Apart from the diameter and the pitch, also the number of the blades of a propeller, the designing interferences of the blades, as well as other variations such as the thickness of the blades, the weight of the propeller, the material are made of etc. have their own share of "responsibility" in performance of a propeller.
Let's see what the Cup is and which its role is.
A widely used technique for improving the efficiency of the propeller, and therefore our boat, is the cup's configuration to the propeller.
It is about a curvature that is running along the trailing edge of the blade, and often extends across the blade tip. The concave surface of this curvature faces towards the side of the blade which "bites" and accelerates the water rearward.
The size of this curvature varies from propeller to propeller and is usually in the range of ½ to ¾ of an inch.
This curved lip on the trailing edge of the blade improves the performance of a propeller, because it allows it to get a better "bite" on the water whence all the advantages derive.
When we change a propeller without cup to a cupped one (both with the same design and all the other features), the second one behaves as if it has a higher pitch than the first. This is due to the fact that the area the cup is added has the effect of increasing the angle of the 'pitch' which implies an increase in pitch.
The second one gives us higher speed than its nominal pitch because of the cup and therefore "works" as a longer pitch propeller.
The application of the cup in a propeller increases its pitch by 1 or 2 inches. The degree of the pitch's increase depends on how intense (more concave) the curvature of the cup is, to which height it will reach, what area will occupy, and of course, how well-designed it is.
However, the cup of the propeller will increase the load applied to our engine and it is therefore reasonable to expect a drop in rpm of about 150-400, depending on the size of the cup.
The advantages for the application of cup do not stop here.
Cup helps the propeller to have a better bite in the water and therefore better grip at high angles of trim and turns.
Because the cup is applied to the trailing edge of the blade (the edge from which the water leaves the propeller) the propeller holds more water to the surface of its blades, which reduces its ventilation and slipping, thereby allowing higher angles of trim and higher engine mountings.
Our propeller therefore is able to run closer to the sea surface reducing the drag at high speeds.
This is another reason, apart from the "increase" of the nominal pitch, that cup will give us higher final speed.

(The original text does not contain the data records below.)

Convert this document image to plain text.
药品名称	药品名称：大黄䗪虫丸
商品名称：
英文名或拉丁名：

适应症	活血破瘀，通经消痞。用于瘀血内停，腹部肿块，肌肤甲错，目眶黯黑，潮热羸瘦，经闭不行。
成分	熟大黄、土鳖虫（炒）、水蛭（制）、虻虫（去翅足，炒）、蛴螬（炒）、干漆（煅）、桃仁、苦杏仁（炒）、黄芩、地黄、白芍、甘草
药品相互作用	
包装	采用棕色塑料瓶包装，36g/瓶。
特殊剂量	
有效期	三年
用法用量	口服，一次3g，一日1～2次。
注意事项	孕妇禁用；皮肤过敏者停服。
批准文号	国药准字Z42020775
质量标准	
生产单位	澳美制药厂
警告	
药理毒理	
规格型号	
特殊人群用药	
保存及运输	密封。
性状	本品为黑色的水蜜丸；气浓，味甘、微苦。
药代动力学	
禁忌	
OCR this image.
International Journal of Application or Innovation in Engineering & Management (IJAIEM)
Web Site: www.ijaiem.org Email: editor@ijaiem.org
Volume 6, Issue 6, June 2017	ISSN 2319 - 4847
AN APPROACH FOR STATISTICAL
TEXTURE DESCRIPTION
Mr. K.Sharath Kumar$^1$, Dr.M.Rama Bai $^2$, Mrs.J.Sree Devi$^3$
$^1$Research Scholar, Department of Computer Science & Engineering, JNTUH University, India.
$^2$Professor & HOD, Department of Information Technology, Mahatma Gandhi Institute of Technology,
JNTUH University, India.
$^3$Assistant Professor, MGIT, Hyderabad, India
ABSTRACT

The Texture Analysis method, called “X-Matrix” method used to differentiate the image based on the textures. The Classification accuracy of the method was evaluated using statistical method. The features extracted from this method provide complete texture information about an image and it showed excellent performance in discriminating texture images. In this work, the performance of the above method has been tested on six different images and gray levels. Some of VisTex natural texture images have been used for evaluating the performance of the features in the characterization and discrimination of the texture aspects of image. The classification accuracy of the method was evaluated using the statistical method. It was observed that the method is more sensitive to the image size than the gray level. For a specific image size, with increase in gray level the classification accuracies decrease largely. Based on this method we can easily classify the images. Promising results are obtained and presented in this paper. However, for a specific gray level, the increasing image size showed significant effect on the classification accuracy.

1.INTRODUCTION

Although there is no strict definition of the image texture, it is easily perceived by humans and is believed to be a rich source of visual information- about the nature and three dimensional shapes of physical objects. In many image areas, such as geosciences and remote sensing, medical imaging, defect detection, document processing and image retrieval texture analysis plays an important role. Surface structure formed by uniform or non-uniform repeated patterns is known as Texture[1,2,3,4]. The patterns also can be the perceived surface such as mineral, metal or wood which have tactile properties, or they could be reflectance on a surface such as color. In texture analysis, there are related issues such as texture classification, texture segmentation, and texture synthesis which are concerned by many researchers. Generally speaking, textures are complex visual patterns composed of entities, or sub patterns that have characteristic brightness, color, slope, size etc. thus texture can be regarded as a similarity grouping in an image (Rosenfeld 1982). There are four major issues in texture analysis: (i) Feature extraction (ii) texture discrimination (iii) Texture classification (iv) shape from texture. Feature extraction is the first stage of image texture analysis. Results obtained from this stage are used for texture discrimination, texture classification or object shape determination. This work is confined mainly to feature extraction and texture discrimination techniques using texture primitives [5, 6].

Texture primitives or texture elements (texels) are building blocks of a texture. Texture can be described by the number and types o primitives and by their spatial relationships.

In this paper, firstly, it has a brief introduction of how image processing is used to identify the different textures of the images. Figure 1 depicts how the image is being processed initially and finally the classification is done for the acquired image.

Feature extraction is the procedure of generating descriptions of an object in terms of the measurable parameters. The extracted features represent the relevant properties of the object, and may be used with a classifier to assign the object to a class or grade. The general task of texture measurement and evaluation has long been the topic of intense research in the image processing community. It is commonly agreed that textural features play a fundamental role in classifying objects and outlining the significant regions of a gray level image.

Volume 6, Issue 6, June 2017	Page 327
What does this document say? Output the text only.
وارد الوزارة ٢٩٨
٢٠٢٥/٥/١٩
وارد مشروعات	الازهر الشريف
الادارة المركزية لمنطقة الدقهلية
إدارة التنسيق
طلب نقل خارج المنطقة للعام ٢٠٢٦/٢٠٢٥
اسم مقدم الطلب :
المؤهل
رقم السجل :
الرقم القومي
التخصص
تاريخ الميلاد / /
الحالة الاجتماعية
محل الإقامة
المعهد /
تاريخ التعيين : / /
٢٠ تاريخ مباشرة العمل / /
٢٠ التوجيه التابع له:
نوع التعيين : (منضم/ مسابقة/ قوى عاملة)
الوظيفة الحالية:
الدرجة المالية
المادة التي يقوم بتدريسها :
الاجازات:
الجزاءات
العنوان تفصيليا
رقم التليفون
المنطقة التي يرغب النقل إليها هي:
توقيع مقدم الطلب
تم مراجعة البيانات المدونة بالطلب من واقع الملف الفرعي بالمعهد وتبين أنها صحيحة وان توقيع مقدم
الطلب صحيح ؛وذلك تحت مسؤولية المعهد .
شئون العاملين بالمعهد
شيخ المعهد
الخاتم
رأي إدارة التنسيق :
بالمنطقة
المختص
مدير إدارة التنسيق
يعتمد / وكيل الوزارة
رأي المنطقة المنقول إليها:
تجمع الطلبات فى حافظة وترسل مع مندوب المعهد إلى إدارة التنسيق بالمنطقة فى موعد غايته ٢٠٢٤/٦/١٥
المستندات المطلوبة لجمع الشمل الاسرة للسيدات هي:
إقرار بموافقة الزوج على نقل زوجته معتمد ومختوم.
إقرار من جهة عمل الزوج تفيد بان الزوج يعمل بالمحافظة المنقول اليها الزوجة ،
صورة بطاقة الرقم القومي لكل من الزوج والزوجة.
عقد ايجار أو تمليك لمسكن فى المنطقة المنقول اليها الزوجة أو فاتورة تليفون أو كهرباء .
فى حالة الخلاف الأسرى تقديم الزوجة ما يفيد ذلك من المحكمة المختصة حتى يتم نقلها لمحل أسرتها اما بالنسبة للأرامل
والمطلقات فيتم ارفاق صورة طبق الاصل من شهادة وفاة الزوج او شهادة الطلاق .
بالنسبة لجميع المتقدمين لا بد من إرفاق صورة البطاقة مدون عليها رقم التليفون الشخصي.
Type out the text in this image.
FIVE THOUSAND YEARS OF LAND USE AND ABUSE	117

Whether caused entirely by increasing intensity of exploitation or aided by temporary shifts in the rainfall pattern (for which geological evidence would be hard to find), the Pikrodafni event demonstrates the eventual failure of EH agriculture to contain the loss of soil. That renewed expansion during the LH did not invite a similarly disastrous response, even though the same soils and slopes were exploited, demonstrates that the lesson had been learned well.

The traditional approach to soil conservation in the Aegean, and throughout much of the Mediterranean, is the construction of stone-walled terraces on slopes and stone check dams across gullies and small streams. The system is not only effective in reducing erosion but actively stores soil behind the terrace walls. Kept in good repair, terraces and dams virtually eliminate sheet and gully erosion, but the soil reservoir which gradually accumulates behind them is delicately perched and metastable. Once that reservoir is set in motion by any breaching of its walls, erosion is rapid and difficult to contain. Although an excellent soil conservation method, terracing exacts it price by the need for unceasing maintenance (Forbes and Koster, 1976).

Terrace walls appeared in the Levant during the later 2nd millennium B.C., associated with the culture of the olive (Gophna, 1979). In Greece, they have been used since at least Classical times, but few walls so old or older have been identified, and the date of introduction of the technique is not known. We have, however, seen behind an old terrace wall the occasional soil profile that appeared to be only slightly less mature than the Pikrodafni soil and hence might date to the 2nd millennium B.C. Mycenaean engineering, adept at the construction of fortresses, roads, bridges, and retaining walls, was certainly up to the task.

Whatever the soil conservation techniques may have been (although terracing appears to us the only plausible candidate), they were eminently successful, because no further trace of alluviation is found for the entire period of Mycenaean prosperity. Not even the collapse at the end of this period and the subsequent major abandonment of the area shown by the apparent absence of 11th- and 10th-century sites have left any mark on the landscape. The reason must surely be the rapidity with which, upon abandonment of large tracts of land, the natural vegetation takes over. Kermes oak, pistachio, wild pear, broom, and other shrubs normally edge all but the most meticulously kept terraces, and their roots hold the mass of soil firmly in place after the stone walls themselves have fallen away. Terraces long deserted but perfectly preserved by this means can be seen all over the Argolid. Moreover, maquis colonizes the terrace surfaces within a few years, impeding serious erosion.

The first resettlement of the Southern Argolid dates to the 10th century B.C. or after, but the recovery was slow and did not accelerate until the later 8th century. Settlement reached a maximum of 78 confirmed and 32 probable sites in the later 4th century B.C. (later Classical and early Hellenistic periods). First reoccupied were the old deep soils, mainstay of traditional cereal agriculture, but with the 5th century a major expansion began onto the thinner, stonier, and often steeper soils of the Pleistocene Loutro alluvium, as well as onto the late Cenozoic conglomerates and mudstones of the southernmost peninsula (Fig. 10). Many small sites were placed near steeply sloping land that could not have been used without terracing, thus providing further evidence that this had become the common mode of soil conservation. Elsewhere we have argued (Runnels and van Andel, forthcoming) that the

When the cup is added to the trailing edge of the blade it increases the pitch of the propeller, and when it is added to the blade tip it increases its rake.
Accordingly, when the cup is added along the trailing edge of the blade and extends to the blade tip it will result in the increase both of the pitch and the rake of the propeller.
Another primary purpose of the cup is to "control" the propeller's cavitation. This slight interference to the trailing edge of the blade (cup) changes the pressure distribution along the blade increasing the buoyancy in front of the trailing edge.
This change in buoyancy is very helpful and especially "critical" in controlling and limiting the phenomenon of cavitation.